5008 Kayıt Bulundu.
Bize Ebu Bekir, ona Abdullah b. Nümeyr, ona Ubeydullah, ona Said b. Ebu Said, ona da Ebu Hureyre'nin rivayet ettiğine göre Rasulullah (sav) şöyle buyurmuştur: "Sizden biriniz yatağına yatmak istediği zaman alt elbisesinin içiyle döşeğini silkelesin. Çünkü kalktıktan sonra yatağın içine nelerin girdiğini bilemez. Sonra sağ tarafına yatsın ve şöyle desin: Rabbim, senin adınla yatar, senin adınla kalkarım. Eğer canımı alırsan ona merhamet et. Eğer canımı almazsan onu sâlih kullarını koruduğun gibi koru."

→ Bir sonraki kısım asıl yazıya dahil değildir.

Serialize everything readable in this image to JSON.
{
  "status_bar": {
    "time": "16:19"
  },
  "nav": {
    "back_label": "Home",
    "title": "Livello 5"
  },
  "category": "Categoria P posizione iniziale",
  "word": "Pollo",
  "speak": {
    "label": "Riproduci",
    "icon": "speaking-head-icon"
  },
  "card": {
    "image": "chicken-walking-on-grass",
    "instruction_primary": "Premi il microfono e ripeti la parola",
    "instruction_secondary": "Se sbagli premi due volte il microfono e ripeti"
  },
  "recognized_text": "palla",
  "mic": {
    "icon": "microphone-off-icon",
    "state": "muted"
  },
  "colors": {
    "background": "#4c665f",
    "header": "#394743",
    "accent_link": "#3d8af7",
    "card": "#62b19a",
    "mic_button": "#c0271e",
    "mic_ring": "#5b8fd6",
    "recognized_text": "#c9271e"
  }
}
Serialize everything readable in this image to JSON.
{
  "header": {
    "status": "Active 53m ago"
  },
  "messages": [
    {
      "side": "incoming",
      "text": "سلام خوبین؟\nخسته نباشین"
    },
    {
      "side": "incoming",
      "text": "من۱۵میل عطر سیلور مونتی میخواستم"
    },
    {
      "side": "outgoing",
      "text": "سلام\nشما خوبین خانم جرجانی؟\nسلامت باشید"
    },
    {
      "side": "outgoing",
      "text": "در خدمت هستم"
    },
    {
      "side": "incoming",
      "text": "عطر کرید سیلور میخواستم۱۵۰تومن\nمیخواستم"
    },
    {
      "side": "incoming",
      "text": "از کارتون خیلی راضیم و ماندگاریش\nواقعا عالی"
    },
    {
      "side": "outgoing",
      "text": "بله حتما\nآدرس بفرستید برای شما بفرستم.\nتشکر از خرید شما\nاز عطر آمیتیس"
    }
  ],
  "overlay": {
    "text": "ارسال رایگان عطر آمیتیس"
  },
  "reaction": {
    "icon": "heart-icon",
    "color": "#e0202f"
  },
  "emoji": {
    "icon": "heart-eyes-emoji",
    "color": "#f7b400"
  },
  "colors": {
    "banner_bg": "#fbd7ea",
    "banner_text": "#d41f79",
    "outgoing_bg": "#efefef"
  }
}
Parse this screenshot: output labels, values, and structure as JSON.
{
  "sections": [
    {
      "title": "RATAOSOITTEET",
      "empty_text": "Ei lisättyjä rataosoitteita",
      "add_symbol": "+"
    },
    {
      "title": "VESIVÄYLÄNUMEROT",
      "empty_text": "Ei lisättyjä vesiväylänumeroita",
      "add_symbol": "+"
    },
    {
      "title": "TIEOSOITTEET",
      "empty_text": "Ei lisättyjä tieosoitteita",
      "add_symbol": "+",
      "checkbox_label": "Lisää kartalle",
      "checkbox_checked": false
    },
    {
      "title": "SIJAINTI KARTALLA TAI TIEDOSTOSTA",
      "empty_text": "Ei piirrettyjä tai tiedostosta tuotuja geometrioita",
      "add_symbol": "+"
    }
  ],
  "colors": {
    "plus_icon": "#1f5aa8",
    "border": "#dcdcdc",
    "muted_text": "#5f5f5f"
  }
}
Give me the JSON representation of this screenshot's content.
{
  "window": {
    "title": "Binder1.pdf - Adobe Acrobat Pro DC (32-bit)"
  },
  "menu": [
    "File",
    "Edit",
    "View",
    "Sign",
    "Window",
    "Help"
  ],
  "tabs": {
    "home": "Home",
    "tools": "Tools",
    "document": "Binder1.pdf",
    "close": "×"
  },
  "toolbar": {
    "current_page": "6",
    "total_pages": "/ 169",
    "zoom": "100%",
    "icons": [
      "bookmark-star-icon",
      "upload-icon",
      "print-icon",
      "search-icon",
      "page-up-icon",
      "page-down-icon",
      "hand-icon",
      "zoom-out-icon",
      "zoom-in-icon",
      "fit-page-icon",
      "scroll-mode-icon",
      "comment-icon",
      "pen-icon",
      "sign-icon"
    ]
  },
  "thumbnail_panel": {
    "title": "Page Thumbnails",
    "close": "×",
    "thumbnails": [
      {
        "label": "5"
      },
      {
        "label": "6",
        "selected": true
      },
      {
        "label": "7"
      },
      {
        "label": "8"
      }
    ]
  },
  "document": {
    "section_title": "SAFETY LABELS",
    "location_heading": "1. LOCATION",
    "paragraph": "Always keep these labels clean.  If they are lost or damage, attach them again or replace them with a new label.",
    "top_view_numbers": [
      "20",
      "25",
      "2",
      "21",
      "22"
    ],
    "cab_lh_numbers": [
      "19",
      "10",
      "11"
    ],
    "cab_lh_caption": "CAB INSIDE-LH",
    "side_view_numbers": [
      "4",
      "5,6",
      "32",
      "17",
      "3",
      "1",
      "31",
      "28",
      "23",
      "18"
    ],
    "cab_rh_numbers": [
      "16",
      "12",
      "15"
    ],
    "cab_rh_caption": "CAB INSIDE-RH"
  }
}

Bize Müsedded, ona Abdullah b. Davud, ona Fudayl b. Gazvân, ona Ebu Hâzim, ona da Ebu Hureyre (ra) şöyle rivayet etmiştir: Bir adam Hz. Peygamber'in (sav) huzuruna geldi. Hz. Peygamber (sav) hanımlarına o adama verecek yemek olup olmadığını sordurdu. Ancak "Yanımızda sudan başka bir şey yoktur" dediler. Bunun üzerine Rasulullah (sav) yanında bulunan kişilere "Bu adamı kim misafir edecek?" diye sordu. Ensâr'dan bir adam kalkıp "Ben ederim" dedi ve onu evine eşinin yanına götürdü. "Rasulullah'ın (sav) misafirine ikram et" dedi. Kadın "Evimizde sadece çocukların azığı kaldı" deyince adam, "Yemeğini hazırla, kandili yak, akşam yemeği istediklerinde çocukları uyut. [Kadın] Yemeği hazırladı, kandili yaktı ve çocuklarını uyuttu. Sonra kandili düzeltir gibi yapıp söndürdü. Misafirin önünde yiyormuş gibi yaptılar. Aç gecelediler. Sabah olunca ev sahibi Rasulullah'a (sav) gitti. Rasulullah (sav) "Bu gece Allah (cc), yaptığınız güzel iş için güldü veya bu Onun (cc) hoşuna gitti" buyurdu. Allah (cc) bu hadise üzerine "Onlar kendileri ihtiyaç halinde olsalar bile başkalarını kendilerine tercih ederler. Nefislerinin cimriliğinden sakınanlar var ya işte kurtuluşa erenler onlardır." (Haşr, 9/59)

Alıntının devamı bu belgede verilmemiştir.